O jogo não foi uma final, mas sim a disputa pelo terceiro lugar. Tanto Flamengo quanto Chelsea haviam sido eliminados das semifinais - o Mengão perdeu nos pênaltis para o Vitesse, enquanto os Blues também não conseguiram chegar à decisão. Times reservas em campo
Por se tratar de uma disputa pelo terceiro lugar em torneio amistoso, ambas as equipes entraram com formações mistas, mesclando titulares e reservas. O próprio técnico do Chelsea, Gianluca Vialli, atuou como jogador nesta partida - uma curiosidade que mostra o caráter experimental do confronto.
Joel Santana escalou o Flamengo com: Júlio César; Fabiano, Juan, Luiz Alberto e Pimentel; Jamir, Sandro Fonseca (Beto), Iranildo e Vágner (Marcos Assunção); Vinícius (Nélio) e Romário. A equipe tinha uma mistura de jovens promessas como Júlio César e Juan, além da estrela máxima Romário.
Do lado inglês, Gianluca Vialli comandava e jogava simultaneamente. O Chelsea era campeão da Recopa Europeia e da Supercopa da UEFA, mas ainda não tinha os investimentos milionários que o caracterizariam décadas depois. O time contava com jogadores como Gianfranco Zola, Dan Petrescu, Roberto Di Matteo e Gustavo Poyet.
O massacre: 5 a 0 para o Chelsea
O resultado foi um verdadeiro vexame. O Chelsea aplicou uma goleada histórica de 5 a 0 no Flamengo, no estádio GelreDome, em Arnhem, diante de 49.500 espectadores.
Os gols foram marcados por:
Vialli (14' do 1º tempo) - o técnico-jogador abrindo o placar
Petrescu (35' do 1º tempo) - 2 a 0
Petrescu (30' do 2º tempo) - 3 a 0
Poyet (41' do 2º tempo) - 4 a 0
Di Matteo (44' do 2º tempo) - 5 a 0
Para completar a tarde de pesadelo, o lateral Pimentel ainda foi expulso durante a partida, deixando o Flamengo com um jogador a menos e tornando a situação ainda mais constrangedora. O resultado do Flamengo contra o Chelsea em 1998 refletia um momento difícil do futebol brasileiro como um todo. Os clubes enfrentavam sérias dificuldades financeiras, gestões amadoras e falta de profissionalização, enquanto o futebol europeu já começava sua moderna transformação.
Romário fora da Copa de 1998
O contexto se tornava ainda mais dramático pelo fato de Romário, maior estrela do Flamengo, ter sido cortado da Seleção Brasileira para a Copa do Mundo da França. O atacante, que havia sido decisivo no tetra de 1994, vivia um momento de ostracismo na Seleção, o que tornava sua permanência no Flamengo ainda mais frustrante.

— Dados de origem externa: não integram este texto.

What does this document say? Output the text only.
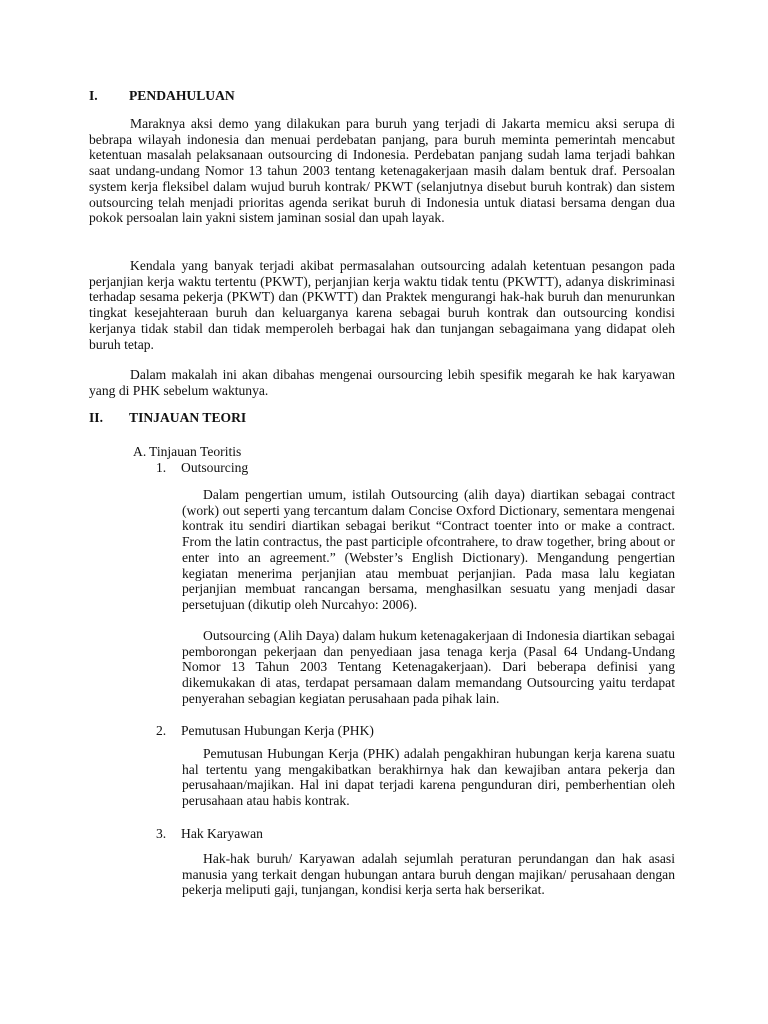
I. PENDAHULUAN

Maraknya aksi demo yang dilakukan para buruh yang terjadi di Jakarta memicu aksi serupa di bebrapa wilayah indonesia dan menuai perdebatan panjang, para buruh meminta pemerintah mencabut ketentuan masalah pelaksanaan outsourcing di Indonesia. Perdebatan panjang sudah lama terjadi bahkan saat undang-undang Nomor 13 tahun 2003 tentang ketenagakerjaan masih dalam bentuk draf. Persoalan system kerja fleksibel dalam wujud buruh kontrak/ PKWT (selanjutnya disebut buruh kontrak) dan sistem outsourcing telah menjadi prioritas agenda serikat buruh di Indonesia untuk diatasi bersama dengan dua pokok persoalan lain yakni sistem jaminan sosial dan upah layak.

Kendala yang banyak terjadi akibat permasalahan outsourcing adalah ketentuan pesangon pada perjanjian kerja waktu tertentu (PKWT), perjanjian kerja waktu tidak tentu (PKWTT), adanya diskriminasi terhadap sesama pekerja (PKWT) dan (PKWTT) dan Praktek mengurangi hak-hak buruh dan menurunkan tingkat kesejahteraan buruh dan keluarganya karena sebagai buruh kontrak dan outsourcing kondisi kerjanya tidak stabil dan tidak memperoleh berbagai hak dan tunjangan sebagaimana yang didapat oleh buruh tetap.

Dalam makalah ini akan dibahas mengenai oursourcing lebih spesifik megarah ke hak karyawan yang di PHK sebelum waktunya.

II. TINJAUAN TEORI
A. Tinjauan Teoritis
1. Outsourcing

Dalam pengertian umum, istilah Outsourcing (alih daya) diartikan sebagai contract (work) out seperti yang tercantum dalam Concise Oxford Dictionary, sementara mengenai kontrak itu sendiri diartikan sebagai berikut “Contract toenter into or make a contract. From the latin contractus, the past participle ofcontrahere, to draw together, bring about or enter into an agreement.” (Webster’s English Dictionary). Mengandung pengertian kegiatan menerima perjanjian atau membuat perjanjian. Pada masa lalu kegiatan perjanjian membuat rancangan bersama, menghasilkan sesuatu yang menjadi dasar persetujuan (dikutip oleh Nurcahyo: 2006).

Outsourcing (Alih Daya) dalam hukum ketenagakerjaan di Indonesia diartikan sebagai pemborongan pekerjaan dan penyediaan jasa tenaga kerja (Pasal 64 Undang-Undang Nomor 13 Tahun 2003 Tentang Ketenagakerjaan). Dari beberapa definisi yang dikemukakan di atas, terdapat persamaan dalam memandang Outsourcing yaitu terdapat penyerahan sebagian kegiatan perusahaan pada pihak lain.

2. Pemutusan Hubungan Kerja (PHK)

Pemutusan Hubungan Kerja (PHK) adalah pengakhiran hubungan kerja karena suatu hal tertentu yang mengakibatkan berakhirnya hak dan kewajiban antara pekerja dan perusahaan/majikan. Hal ini dapat terjadi karena pengunduran diri, pemberhentian oleh perusahaan atau habis kontrak.

3. Hak Karyawan

Hak-hak buruh/ Karyawan adalah sejumlah peraturan perundangan dan hak asasi manusia yang terkait dengan hubungan antara buruh dengan majikan/ perusahaan dengan pekerja meliputi gaji, tunjangan, kondisi kerja serta hak berserikat.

Aquele 5 a 0 era um prenúncio dos tempos difíceis que viriam. O Flamengo entraria nos anos 2000 com dívidas colossais, brigas contra o rebaixamento e uma das piores crises de sua história. A situação só começaria a se reverter mais de uma década depois, com a chegada de Eduardo Bandeira de Mello em 2013.
O reencontro de 2025: a roda virou
Hoje, 27 anos depois, Flamengo e Chelsea se reencontram em circunstâncias completamente diferentes. O Mengão vive sua melhor fase moderna, com estrutura profissional, estabilidade financeira e títulos continentais. Os Blues, por sua vez, passaram por uma revolução com investimentos bilionários e se tornaram potência mundial.
O confronto no Mundial de Clubes de 2025 representa não apenas um duelo entre dois gigantes, mas também a oportunidade de redenção para uma geração de torcedores que sequer sabe que esse jogo de 1998 aconteceu. Uma história que merecia ser contada, para que a Nação entenda que, às vezes, é preciso perder para aprender a vencer. E disso, historicamente, a gente sabe bem.